A Embaixada da Rússia não respondeu a pedidos de comentário.
Buckingham criticou o secretário de Estado americano, Marco Rubio, que, como senador dos EUA por muitos anos, foi um defensor vocal dos direitos humanos.
“O secretário Rubio afirmou várias vezes que seu Departamento de Estado não havia abandonado os direitos humanos, mas está claro por esta e outras ações que este governo só se preocupa com os direitos humanos de algumas pessoas, em alguns países, quando é conveniente para eles”, disse Buckingham, que agora trabalha como diretor administrativo no Conselho para Igualdade Global.
Durante seu tempo no Comitê de Relações Exteriores do Senado, Rubio elogiou os relatórios anuais de direitos humanos do Departamento de Estado.

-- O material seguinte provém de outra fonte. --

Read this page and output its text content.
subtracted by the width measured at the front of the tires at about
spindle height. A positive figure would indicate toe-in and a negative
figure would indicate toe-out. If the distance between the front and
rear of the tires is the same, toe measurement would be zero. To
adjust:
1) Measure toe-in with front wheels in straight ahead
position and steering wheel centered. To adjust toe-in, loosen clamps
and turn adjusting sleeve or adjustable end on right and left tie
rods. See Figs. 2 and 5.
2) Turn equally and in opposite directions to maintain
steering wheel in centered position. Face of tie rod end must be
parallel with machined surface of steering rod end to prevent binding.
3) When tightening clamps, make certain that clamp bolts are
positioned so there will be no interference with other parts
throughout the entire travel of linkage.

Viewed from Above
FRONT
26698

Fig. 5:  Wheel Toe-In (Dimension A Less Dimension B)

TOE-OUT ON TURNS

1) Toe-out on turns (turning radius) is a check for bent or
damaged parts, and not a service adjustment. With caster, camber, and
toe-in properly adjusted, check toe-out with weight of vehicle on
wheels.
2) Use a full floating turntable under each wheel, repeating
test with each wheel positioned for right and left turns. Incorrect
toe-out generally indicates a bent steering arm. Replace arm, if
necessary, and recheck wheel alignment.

Em 2012, ele disse que “o mundo tem sido um lugar melhor [por dois séculos] porque os EUA se esforçaram para defender esses direitos humanos fundamentais tanto em casa quanto no exterior”.
“O relatório anual de direitos humanos do Departamento de Estado lança luz sobre o fracasso dos governos estrangeiros em respeitar os direitos fundamentais de seus cidadãos”, disse ele em uma declaração na época, acrescentando que era importante para o mundo saber que “os EUA estarão com pessoas que buscam liberdade em todo o mundo e não tolerarão violações contra seus direitos”.
Funcionários dos EUA apontaram para um discurso proferido por Trump durante uma visita ao Oriente Médio, em maio, como um exemplo da nova forma como Washington se relaciona com o mundo.
Falando em Riad, na Arábia Saudita, Trump criticou “intervencionistas ocidentais dando palestras sobre como viver ou como governar”.
Esta mudança dos EUA na promoção dos direitos humanos coincidiu com uma mudança na promoção da democracia. Em um telegrama enviado em julho, Rubio instruiu os diplomatas a não mais comentarem publicamente sobre as eleições de outros países, incluindo fazer uma avaliação se a eleição foi “livre e justa”, a menos que haja um “interesse claro e convincente da política externa dos EUA para fazê-lo”.
No mês passado, o governo Trump intensificou as sanções contra o Ministro do Supremo Tribunal Federal do Brasil, Alexandre de Moraes, intensificando uma disputa com o governo brasileiro pela acusação do ex-presidente Jair Bolsonaro, aliado de Trump, por seu suposto papel em um plano de golpe em 2022.
Ao anunciar essas sanções, o Departamento do Tesouro dos EUA invocou a Lei Magnitsky, que permite ao governo americano impor penalidades a estrangeiros acusados de corrupção e violações de direitos humanos.
Em comunicado, Rubio afirmou que Moraes havia cometido “graves abusos de direitos humanos, incluindo detenção arbitrária envolvendo flagrantes negações de garantias de julgamento justo e violações da liberdade de expressão.” Moraes disse que o tribunal não cederá a pressões estrangeiras, mas, nesta quarta, flexibilizou algumas restrições da prisão domiciliar de Bolsonaro.